Aujourd'hui, dans la nouvelle configuration démocratique du pays, avec sa scène politique marquée par le clientélisme et l'enrichissement rapide des dirigeants, combien de temps pouvaient ils ignorer cette tentation sachant leur propre capacité de mobilisation populaire ? Défaits d'autres valeurs qui auraient pu les empecher de s'engager dans cette scène corrompue, de moins en moins guides religieux et de plus en plus princes héritiers de pouvoirs communautaires, leur investissement dans la vie politique semble inévitable.

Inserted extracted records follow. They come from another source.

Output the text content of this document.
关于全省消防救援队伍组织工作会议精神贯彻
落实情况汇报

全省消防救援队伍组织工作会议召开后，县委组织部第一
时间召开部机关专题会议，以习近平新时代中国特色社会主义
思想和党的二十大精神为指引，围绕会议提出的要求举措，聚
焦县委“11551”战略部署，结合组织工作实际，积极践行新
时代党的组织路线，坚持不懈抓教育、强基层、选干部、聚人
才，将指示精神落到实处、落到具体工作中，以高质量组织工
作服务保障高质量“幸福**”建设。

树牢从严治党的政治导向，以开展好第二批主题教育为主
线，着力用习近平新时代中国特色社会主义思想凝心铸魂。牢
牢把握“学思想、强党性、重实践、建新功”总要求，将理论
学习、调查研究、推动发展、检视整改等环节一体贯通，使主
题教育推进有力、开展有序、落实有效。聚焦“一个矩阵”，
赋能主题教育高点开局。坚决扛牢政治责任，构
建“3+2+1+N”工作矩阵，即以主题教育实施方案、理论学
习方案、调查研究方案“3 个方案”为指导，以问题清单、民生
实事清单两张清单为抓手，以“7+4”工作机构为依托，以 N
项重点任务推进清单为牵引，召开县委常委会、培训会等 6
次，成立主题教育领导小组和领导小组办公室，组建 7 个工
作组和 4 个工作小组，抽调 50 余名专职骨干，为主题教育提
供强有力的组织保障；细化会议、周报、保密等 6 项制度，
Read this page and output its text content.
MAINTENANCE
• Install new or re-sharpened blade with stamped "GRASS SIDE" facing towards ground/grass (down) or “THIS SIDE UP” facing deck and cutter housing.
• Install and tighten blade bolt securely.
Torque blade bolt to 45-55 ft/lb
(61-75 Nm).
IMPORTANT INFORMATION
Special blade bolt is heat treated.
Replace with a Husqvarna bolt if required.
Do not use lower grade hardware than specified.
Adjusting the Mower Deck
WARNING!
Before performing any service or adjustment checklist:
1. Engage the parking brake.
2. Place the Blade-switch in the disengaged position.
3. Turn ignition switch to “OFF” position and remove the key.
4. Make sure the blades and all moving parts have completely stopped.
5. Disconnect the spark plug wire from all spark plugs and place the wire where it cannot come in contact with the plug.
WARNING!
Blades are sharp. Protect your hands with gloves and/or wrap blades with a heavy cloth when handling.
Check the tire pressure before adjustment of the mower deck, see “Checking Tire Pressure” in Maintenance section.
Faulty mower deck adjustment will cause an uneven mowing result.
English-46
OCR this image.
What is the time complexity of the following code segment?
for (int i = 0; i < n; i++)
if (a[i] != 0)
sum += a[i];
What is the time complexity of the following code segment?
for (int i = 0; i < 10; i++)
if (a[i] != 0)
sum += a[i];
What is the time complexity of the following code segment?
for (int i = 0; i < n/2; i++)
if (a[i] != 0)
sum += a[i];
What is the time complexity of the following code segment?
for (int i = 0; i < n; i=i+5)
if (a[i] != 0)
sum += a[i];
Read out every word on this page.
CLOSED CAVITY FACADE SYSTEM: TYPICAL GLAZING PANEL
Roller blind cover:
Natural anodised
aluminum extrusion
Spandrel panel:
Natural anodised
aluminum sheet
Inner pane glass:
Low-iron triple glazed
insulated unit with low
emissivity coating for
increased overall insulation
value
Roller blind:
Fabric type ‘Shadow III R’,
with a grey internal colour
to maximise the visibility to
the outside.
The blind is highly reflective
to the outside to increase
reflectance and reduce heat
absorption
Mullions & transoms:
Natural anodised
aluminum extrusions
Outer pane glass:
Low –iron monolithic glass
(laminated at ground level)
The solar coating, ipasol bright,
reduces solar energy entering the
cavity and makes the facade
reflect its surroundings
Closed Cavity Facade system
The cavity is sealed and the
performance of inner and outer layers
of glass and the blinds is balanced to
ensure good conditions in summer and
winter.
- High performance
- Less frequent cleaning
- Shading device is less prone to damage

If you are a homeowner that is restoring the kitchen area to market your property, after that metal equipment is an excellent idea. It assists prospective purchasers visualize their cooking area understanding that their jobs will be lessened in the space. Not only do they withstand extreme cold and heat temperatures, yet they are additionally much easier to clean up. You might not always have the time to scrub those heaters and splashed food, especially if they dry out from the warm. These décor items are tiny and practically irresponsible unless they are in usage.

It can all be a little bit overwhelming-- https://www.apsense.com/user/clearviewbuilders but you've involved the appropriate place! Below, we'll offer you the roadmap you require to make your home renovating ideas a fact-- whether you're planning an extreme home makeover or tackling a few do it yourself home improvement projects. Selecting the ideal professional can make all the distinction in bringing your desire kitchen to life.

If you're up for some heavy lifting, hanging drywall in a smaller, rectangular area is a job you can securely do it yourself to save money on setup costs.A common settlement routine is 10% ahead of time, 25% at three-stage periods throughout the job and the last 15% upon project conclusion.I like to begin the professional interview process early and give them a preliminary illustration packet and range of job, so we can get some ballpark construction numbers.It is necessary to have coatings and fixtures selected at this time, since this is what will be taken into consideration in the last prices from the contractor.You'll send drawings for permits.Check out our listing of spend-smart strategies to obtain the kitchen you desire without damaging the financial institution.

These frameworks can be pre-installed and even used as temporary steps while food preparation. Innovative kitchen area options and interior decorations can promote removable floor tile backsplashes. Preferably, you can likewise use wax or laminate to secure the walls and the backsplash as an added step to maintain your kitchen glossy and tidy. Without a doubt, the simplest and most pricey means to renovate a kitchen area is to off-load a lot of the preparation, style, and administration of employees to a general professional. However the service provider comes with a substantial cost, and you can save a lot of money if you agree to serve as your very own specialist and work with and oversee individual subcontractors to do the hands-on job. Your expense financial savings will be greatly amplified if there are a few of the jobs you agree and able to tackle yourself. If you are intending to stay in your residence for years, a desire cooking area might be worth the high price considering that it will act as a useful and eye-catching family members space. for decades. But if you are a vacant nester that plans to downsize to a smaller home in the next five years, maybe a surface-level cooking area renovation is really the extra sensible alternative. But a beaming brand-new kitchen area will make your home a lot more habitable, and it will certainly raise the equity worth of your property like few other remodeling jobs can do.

Ceci d'autant plus que, deception de l'alternance aidant, on vit une période de défiance profonde du peuple à l'egard de la classe politique. Le resultat est une grande confusion : l'impression de ne pas savoir à quel saint se vouer. Quel saint ? Ben tiens .. se dit le prétendu saint homme, me voila!

Un marabout pour apporter un peu de certitudes et peu ou prou de morale (à voir!) ... On peut se demander où nous menera cette ère des marabouts.

Il faudrait tout un article pour revenir dessus. Mais quelques réponses évidentes :
  • A plus de communatarisme
  • A l'affaiblissement de l'Etat voire la destruction du modèle républicain
  • A la radicalisation religieuse du pays
Que des bonnes nouvelles ...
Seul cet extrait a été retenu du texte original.